De grandes foules se rassemblèrent auprès de lui, si bien qu’il monta dans une barque et s’assit ; toute la foule se tenait sur le rivage.

Il leur parla de beaucoup de choses en paraboles, disant : « Voici, le semeur sortit pour semer.

Et tandis qu’il semait, certaines graines tombèrent le long du chemin ; les oiseaux vinrent et les dévorèrent.

D’autres tombèrent sur les endroits pierreux, où elles n’avaient pas beaucoup de terre ; elles levèrent aussitôt, parce qu’elles n’avaient pas de profondeur de terre.

Mais le soleil s’étant levé, elles furent brûlées et, parce qu’elles n’avaient pas de racine, elles se desséchèrent.

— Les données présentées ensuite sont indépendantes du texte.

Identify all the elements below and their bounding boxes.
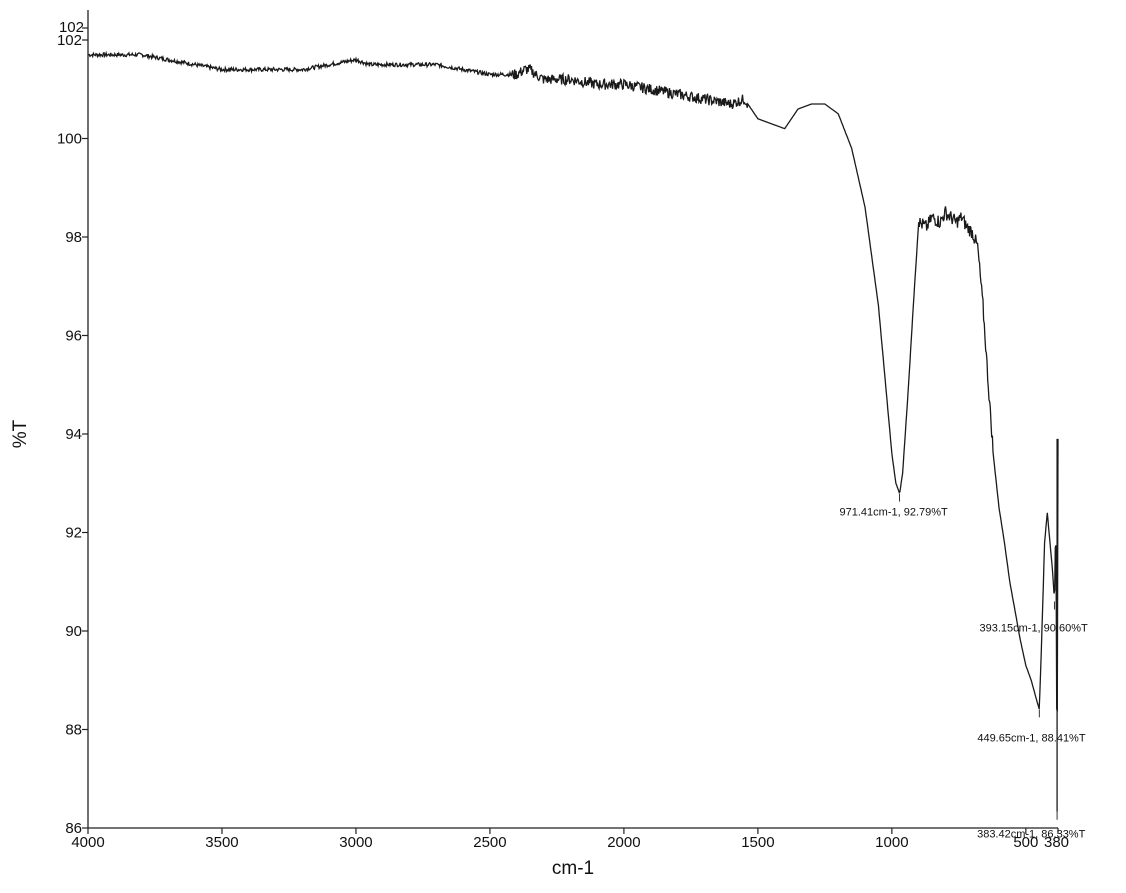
x-tick-label: 1000 [875,834,908,851]
peak-annotations: 971.41cm-1, 92.79%T 393.15cm-1, 90.60%T 44… [840,493,1088,841]
peak-label: 393.15cm-1, 90.60%T [979,622,1088,634]
y-tick-label: 90 [65,623,82,640]
x-tick-label: 3000 [339,834,372,851]
peak-label: 971.41cm-1, 92.79%T [840,507,949,519]
y-tick-label: 92 [65,525,82,542]
y-axis-title: %T [10,419,31,448]
peak-label: 383.42cm-1, 86.33%T [977,829,1086,841]
x-axis-title: cm-1 [552,858,594,879]
x-tick-label: 2500 [473,834,506,851]
y-tick-label: 102 [57,32,82,49]
y-tick-label: 86 [65,820,82,837]
spectrum-series [88,50,1059,812]
y-top-tick-label: 102 [59,19,84,36]
x-tick-label: 500 [1013,834,1038,851]
x-tick-label: 4000 [71,834,104,851]
y-tick-label: 94 [65,426,82,443]
x-tick-label: 2000 [607,834,640,851]
axes [82,10,1059,834]
x-tick-label: 3500 [205,834,238,851]
y-tick-label: 100 [57,131,82,148]
peak-label: 449.65cm-1, 88.41%T [977,732,1086,744]
x-tick-label: 1500 [741,834,774,851]
spectrum-line [88,50,1059,712]
tick-labels: 4000 3500 3000 2500 2000 1500 1000 500 380 86 88 90… [57,19,1069,851]
y-tick-label: 96 [65,328,82,345]
x-tick-label: 380 [1044,834,1069,851]
y-tick-label: 88 [65,722,82,739]
y-tick-label: 98 [65,229,82,246]
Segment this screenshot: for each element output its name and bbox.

D’autres tombèrent parmi les épines ; les épines montèrent et les étouffèrent.

D’autres tombèrent sur la bonne terre et donnaient du fruit : l’une cent, l’autre soixante, l’autre trente.

Que celui qui a des oreilles entende ! »

Les disciples s’approchèrent et lui dirent : « Pourquoi leur parles-tu en paraboles ? »

Il leur répondit : « À vous il a été donné de connaître les mystères du royaume des cieux ; mais à eux, cela n’a pas été donné.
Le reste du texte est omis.